I’m definitely a multi-tasker. It’s rare that I do just one thing at a time. Even when I’m writing, (which by nature is immune to multitasking) I’m definitely thinking ahead: can this recipe work in a book? Should this restaurant review be part of my apps?
Even when I walk, I’m doing a few things at once (which can be kind of dangerous in Rome). Since walking is my preferred mode of transportation in the city, it’s when I get a chance to catch up on my podcasts. And of course I’m also busy taking photos, posting on snapchat and….. watching out for traffic, cobblestones and tourists on Segways.
When I spend time at our home in Umbria it’s the same thing. Even though in theory I’m taking time off, rarely do I head off for walk without a purpose. It might be in the direction of the next village for a cappuccino. Or along the road to pick blackberries. But my all time favorite multitasking is to forage for wild asparagus.
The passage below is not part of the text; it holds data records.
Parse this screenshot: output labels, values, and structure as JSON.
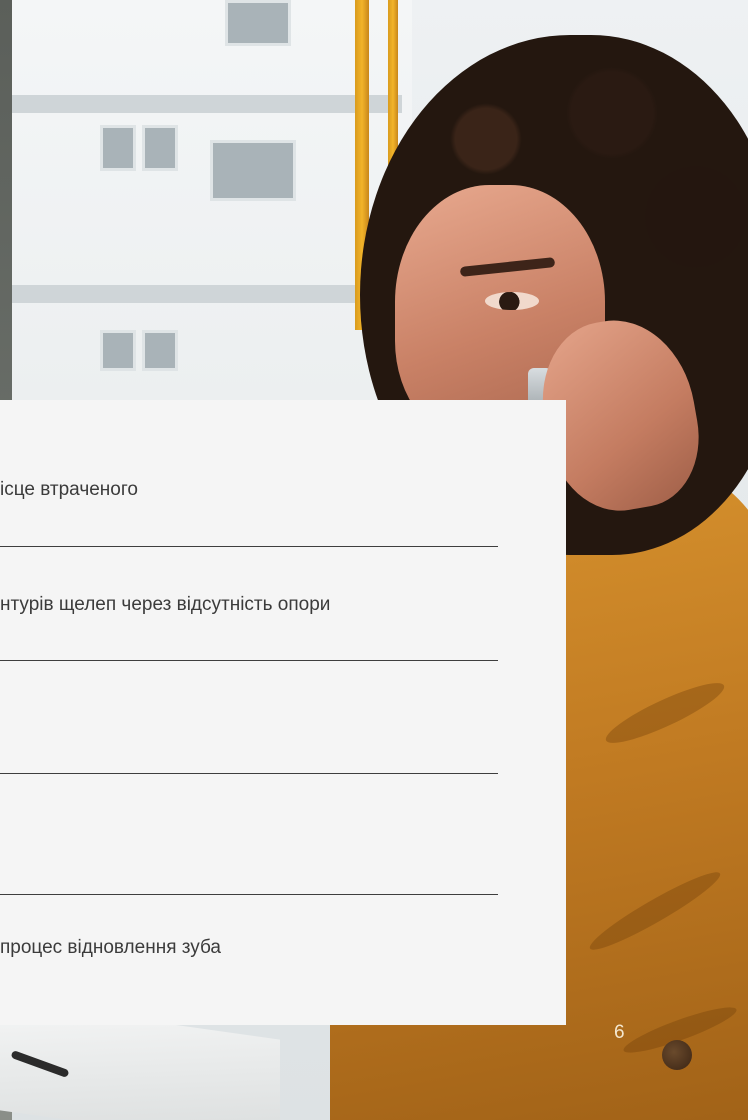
{
  "list": {
    "items": [
      {
        "text": "ісце втраченого"
      },
      {
        "text": "нтурів щелеп через відсутність опори"
      },
      {
        "text": ""
      },
      {
        "text": ""
      },
      {
        "text": "процес відновлення зуба"
      }
    ]
  },
  "page": {
    "number": "6"
  },
  "colors": {
    "card_background": "#f5f5f5",
    "text": "#3b3b3b",
    "rule": "#3e3e3e",
    "page_number": "#f4e7cf"
  }
}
I guess I like it so much because even though I’ve definitely got the walking part down, I do keep getting better and better at the foraging part. It’s a challenging walk, but not challenging in any iron man kind of way. The walking part is more of an amble. But the stalks of wild asparagus are HARD to find. Each year, though, I manage to find more and more. I used to think that it was the weather, but now I can safely (and proudly) say I’m definitely getting better at it.
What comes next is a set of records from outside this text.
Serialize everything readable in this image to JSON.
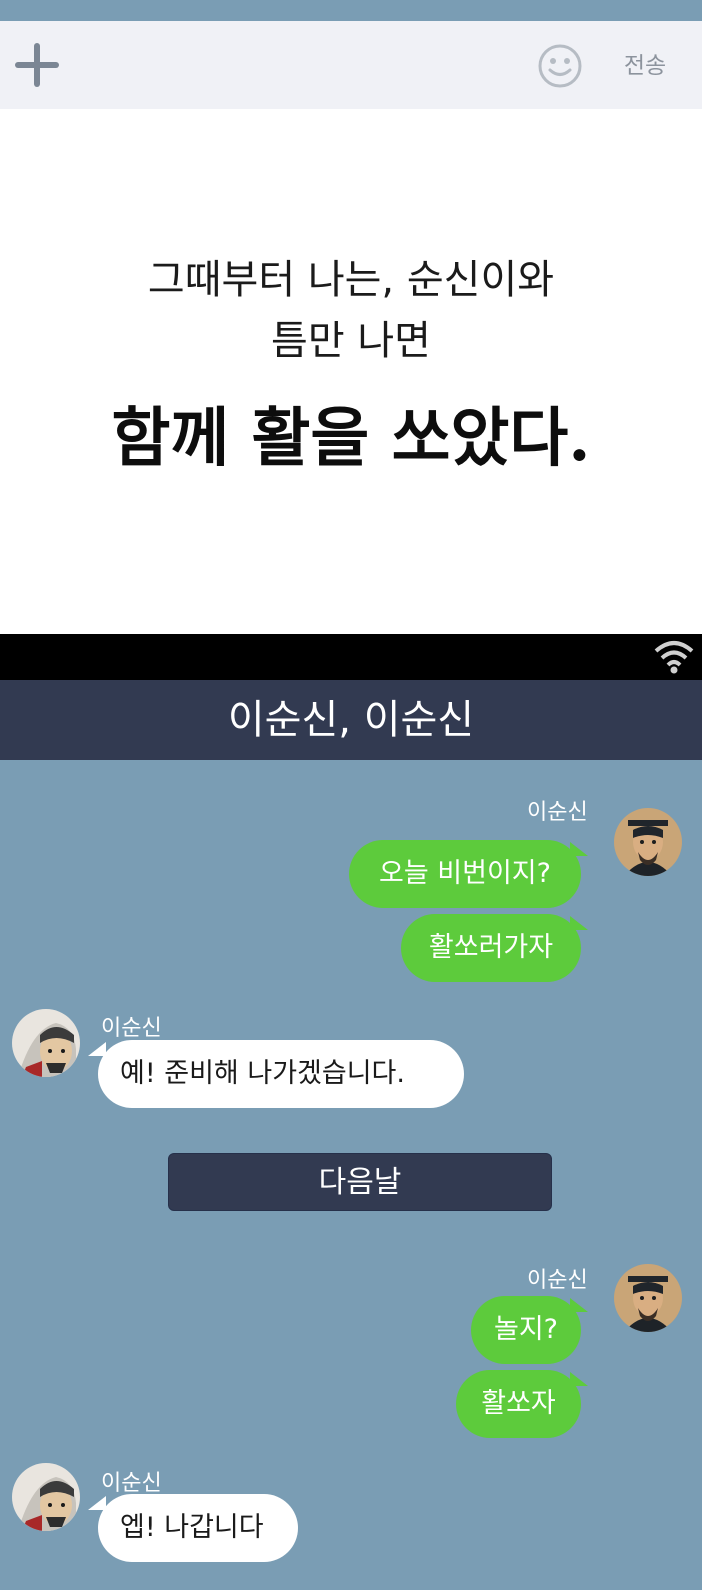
{
  "input_bar": {
    "add_icon": "plus-icon",
    "emoji_icon": "smiley-icon",
    "send_label": "전송"
  },
  "caption": {
    "line1": "그때부터 나는, 순신이와",
    "line2": "틈만 나면",
    "line3": "함께 활을 쏘았다."
  },
  "status_bar": {
    "wifi_icon": "wifi-icon"
  },
  "chat": {
    "title": "이순신, 이순신",
    "messages": [
      {
        "side": "right",
        "sender": "이순신",
        "texts": [
          "오늘 비번이지?",
          "활쏘러가자"
        ]
      },
      {
        "side": "left",
        "sender": "이순신",
        "texts": [
          "예! 준비해 나가겠습니다."
        ]
      },
      {
        "divider": "다음날"
      },
      {
        "side": "right",
        "sender": "이순신",
        "texts": [
          "놀지?",
          "활쏘자"
        ]
      },
      {
        "side": "left",
        "sender": "이순신",
        "texts": [
          "엡! 나갑니다"
        ]
      }
    ]
  },
  "colors": {
    "chat_background": "#7a9db4",
    "header_background": "#323a51",
    "my_bubble": "#5dcb3c",
    "their_bubble": "#ffffff"
  }
}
This past weekend I headed out into the woods with my little asparagus picker (it’s a special tool that I thought which was only available in Italy but is, of course, available on Amazon) and came back with almost a kilo of asparagus. It took me 2 hours to gather this much, which makes you understand why they cost so much in the markets in Rome.
One recent thing I’ve learned about wild asparagus (in addition to being able to spot them amid the underbrush) is that once in hand, they benefit from a good soaking. My neighbor Marisa explained to me that she nips off a bit of the woody stem, and sticks them in a big bucket of water at least overnight, and sometimes for up to two days. This allows the otherwise spindly and tough spears to plump up, and become a bit more tender.
But even with an overnight soak, I’m always amazed (and disappointed) how much gets thrown away. Last weekend, after I finished trimming away the tender part of the stalk , and cutting them into 2 inch pieces, I only had a small bowl full. While my pile of woody stems took up the whole counter.
My trick for not letting all that foraging work go to waste is to use the stems to make a broth that not only acts as the pasta cooking water, but also goes into the final pasta sauce, giving the finished pasta a triple asparagassy whammy.
Another trick I recently learned has nothing at all to do with Italy, Umbria or asparagus. When I was in New York last month my friend Sara prepared one of the recipes from my book, Pasta alla Romana. When I tasted it I couldn’t believe how good – and better? – it tasted than when I made it. Then I figured out her trick: she added butter. I guess it’s a general restaurant trick, but I’ve decided to adopt it on my own. At least when it serves my purpose. (And when making Asparagus Pasta I figured it was only one step away from hollandaise sauce which is allowed on asparagus and which is practically all butter, right? )
Since I know not everyone has access to freshly foraged wild asparagus: yes, you can substitute thin regular asparagus. It won’t be quite the same, but it should be pretty great anyway. I used one of my favorite brands of pasta, which also made a huge difference, and that you can get here and requires no foraging what-so-ever.
- 1 kilo wild asparagus
- 500 grams/ 1 pound linguine
- 1 small shallot
- 2 tablespoons olive oil
- 2 tablespoons butter
- 1 cup ricotta
- ½ cup grated parmesan cheese
- Trim the asparagus by separating the tough woody stem from the tender tips. It’s hard to say how much, because each spear is so different. But there will probably be a lot that is very woody. Set the woody stems aside. And cut the tender parts into 2 inch pieces and set aside
- Chop the shallot finely and add to a large frying pan with the butter and olive oil. Heat gently, over medium heat, until the shallot is tender. Add the asparagus tips, a tsp of salt and about a cup of water. Stir and cook until the asparagus are just tender and most of the water has boiled away. About 6 to 10 minutes or so. Turn off the heat.
- Bring a large pot of salted water to boil. Add the woody stems, cover, and let simmer for 20 minutes. Drain, reserving the water and throwing away the stems. Bring the asparagus water back to a boil, and add the pasta.
- In the meantime, in a small bowl, stir the ricotta with the grated cheese until smooth.
- When the pasta is nearly done, scoop up a ladle full of the asparagus/pasta water, and stir it into the cheese mixture. It should be a creamy consistency.
- When the pasta is al dente, drain, reserving 2 cups of the cooking water (more than you will need, but better to err on the side of too much).
- Add the drained pasta to the frying pan with the asparagus, and turn the heat on. Stir well, heating and adding about a cup of the reserved water. Cook over heat for about 2 minutes to let the flavors come together and the pasta finish cooking.
- Turn off the heat and add the cheese mixture, stirring and adding more pasta water if it seems to dry. Taste and correct for seasoning.